Since 1950s, the field of algorithms has prospered like never before with the advent of computers for obvious reasons. It is now a very vibrant field, rich in content and plentiful with problems, every new technological breakthrough bringing in with it new challenges for an algorithm designer, and therefore helping him retain his job too.
In our short talk, we will introduce audience to various types of algorithms, related notions, and their connections to the real world problems. We also promise lots of innocent looking puzzles, many of them play crucial role in algorithms design of today. We will end this talk with brief mention about the current research in algorithms, and its potential for tomorrow.
Title of Talk 2: Privacy—Challenges and Opportunities
Synopsis: These are most exciting times to be a privacy researcher since, in today's hyper networked world with global data flows, almost all major business and technology trends, then be it Big Data, Cloud Computing, Mobility, BYOD, or Internet of Things, require deep privacy underpinnings. So there is ample opportunity to invent and innovate.

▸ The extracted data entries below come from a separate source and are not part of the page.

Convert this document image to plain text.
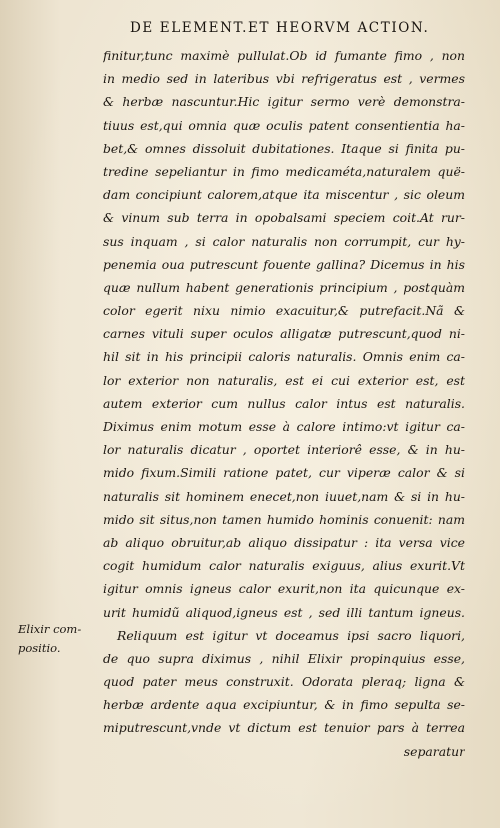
DE ELEMENT.ET HEORVM ACTION.
finitur,tunc maximè pullulat.Ob id fumante fimo , non
in medio sed in lateribus vbi refrigeratus est , vermes
& herbæ nascuntur.Hic igitur sermo verè demonstra-
tiuus est,qui omnia quæ oculis patent consentientia ha-
bet,& omnes dissoluit dubitationes. Itaque si finita pu-
tredine sepeliantur in fimo medicaméta,naturalem quë-
dam concipiunt calorem,atque ita miscentur , sic oleum
& vinum sub terra in opobalsami speciem coit.At rur-
sus inquam , si calor naturalis non corrumpit, cur hy-
penemia oua putrescunt fouente gallina? Dicemus in his
quæ nullum habent generationis principium , postquàm
color egerit nixu nimio exacuitur,& putrefacit.Nã &
carnes vituli super oculos alligatæ putrescunt,quod ni-
hil sit in his principii caloris naturalis. Omnis enim ca-
lor exterior non naturalis, est ei cui exterior est, est
autem exterior cum nullus calor intus est naturalis.
Diximus enim motum esse à calore intimo:vt igitur ca-
lor naturalis dicatur , oportet interiorê esse, & in hu-
mido fixum.Simili ratione patet, cur viperæ calor & si
naturalis sit hominem enecet,non iuuet,nam & si in hu-
mido sit situs,non tamen humido hominis conuenit: nam
ab aliquo obruitur,ab aliquo dissipatur : ita versa vice
cogit humidum calor naturalis exiguus, alius exurit.Vt
igitur omnis igneus calor exurit,non ita quicunque ex-
urit humidũ aliquod,igneus est , sed illi tantum igneus.
Reliquum est igitur vt doceamus ipsi sacro liquori,
de quo supra diximus , nihil Elixir propinquius esse,
quod pater meus construxit. Odorata pleraq; ligna &
herbæ ardente aqua excipiuntur, & in fimo sepulta se-
miputrescunt,vnde vt dictum est tenuior pars à terrea
separatur
Elixir com-
positio.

In this talk we begin by observing that security and privacy are fundamentally different notions. While security paradigm assumes a clear separation between users and attackers, in privacy paradigm users are attackers too, depending on the use intent, and therefore security controls such as standard encryption based mechanisms do not suffice!
Next we discuss the major goal of data privacy research, that is, to find the right balance between the two extremes of fully disclosed and completely withheld data that preserves both data privacy and its utility, and thus enable data sharing.
We then deliberate on two orthogonal efforts towards privacy formalization, namely, k-anonymity model and differential privacy. Both of them are not full proof, and yet are good frameworks for enabling fool proof data sharing in diverse scenarios.
Finally we close the talk with a brief overview of our work and description of some privacy problems that could have both practical relevance and theoretical meat.